Statistical Power and Sample Size for Annotation Studies

How many items you need for a result to mean something, why that is a different question from how many annotators per item, and how to avoid underpowered, over-claimed annotation and evaluation studies.

"How many annotators?" and "how many items?" are two different questions that get confused constantly. Annotator overlap controls how reliable each item's label is; the number of items controls whether a difference you observe is real or noise. A study can have five annotators per item and still be too small to support its conclusion. This guide is about the second axis, statistical power, and how to keep an annotation or evaluation study from over-claiming.

Two budgets, not one

Every annotation project spends effort along two independent axes, and it helps to name them separately:

Overlap (annotators per item): buys you label reliability, the confidence that a single item's label is right. This is the subject of How Many Annotators Do You Need?.
Sample size (number of items): buys you statistical power, the ability to detect a real difference between conditions, models, or groups.

They trade against a fixed budget but solve different problems. Ten annotators labeling 50 items gives you very reliable labels for a sample too small to compare anything. One annotator labeling 5,000 items gives you noisy labels but enough of them to detect a real effect. Which mistake you are about to make depends on which question you are actually asking.

What statistical power is

Statistical power is the probability that your study detects an effect that is genuinely there. Low power means that even when model A really is better than model B, your experiment often fails to show it, and, less obviously, that the "significant" results you do get are more likely to be flukes with inflated effect sizes. The convention is to aim for 80% power, which requires deciding in advance the smallest effect worth detecting and sizing the study to catch it.

The uncomfortable finding is how often this is skipped. Card et al. (2020) ran power analyses across common NLP setups and found that many published comparisons are badly underpowered: to reliably detect the small differences that typical papers claim, especially in human evaluation, you often need hundreds to thousands of items, far more than studies actually use. Their practical takeaway is to run the power calculation before collecting data, not to reverse-engineer significance after.

Getting the significance test right

Having enough items is necessary but not sufficient; you also have to test correctly. Dror et al. (2018) is the standard reference here, and its advice is concrete:

Match the test to the data. NLP metrics are usually not normally distributed, so lean on nonparametric options, bootstrap and permutation tests, rather than assuming a t-test applies.
Correct for multiple comparisons. Testing many models, metrics, or subgroups inflates false positives; adjust (Bonferroni, or better, Benjamini-Hochberg) when you run many tests.
Report effect size and a confidence interval, not just a p-value. With enough items, a difference can be statistically significant and practically meaningless. The effect size and interval tell the reader whether to care.

A workable recipe

State the smallest difference that would matter (say, a 2-point difference in win rate).
Run a power analysis for that effect at 80% power to get a target number of items.
Decide overlap separately, based on how subjective the labels are (see the annotator-count guide).
After collection, use a bootstrap or permutation test, correct for the number of comparisons, and report effect sizes with intervals.

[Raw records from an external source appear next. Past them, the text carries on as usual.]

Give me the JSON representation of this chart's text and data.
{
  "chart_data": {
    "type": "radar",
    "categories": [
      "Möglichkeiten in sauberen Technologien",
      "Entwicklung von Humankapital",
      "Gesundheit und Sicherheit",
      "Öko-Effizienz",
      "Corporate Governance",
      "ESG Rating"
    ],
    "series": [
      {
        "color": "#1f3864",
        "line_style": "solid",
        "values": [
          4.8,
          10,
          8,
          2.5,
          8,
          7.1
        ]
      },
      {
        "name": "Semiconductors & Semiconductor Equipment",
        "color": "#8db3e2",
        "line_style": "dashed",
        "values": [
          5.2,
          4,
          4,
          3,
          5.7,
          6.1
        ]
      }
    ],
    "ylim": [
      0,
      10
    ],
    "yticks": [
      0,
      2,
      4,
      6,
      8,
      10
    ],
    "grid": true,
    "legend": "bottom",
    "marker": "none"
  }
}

The order matters: sizing the study after seeing the data is how underpowered results get dressed up as findings.

Doing it in Potato

Power is a design decision, not a config key, but Potato's job is to give you clean data to run the analysis on. Set overlap for reliability and instance counts for sample size in task assignment:

yaml

automatic_assignment:
  on: true
  instance_per_annotator: 400    # sample size: items each annotator sees
  labels_per_instance: 3         # overlap: reliability per item

The two knobs are independent on purpose. The export keeps every annotator's individual label with their ID and timestamp, which is what lets you bootstrap resample, by item and by annotator, when you compute significance offline. Preserving the per-annotator labels rather than only the aggregate is what makes a proper power-aware analysis possible; collapse to one gold label too early and you lose the variance the bootstrap needs.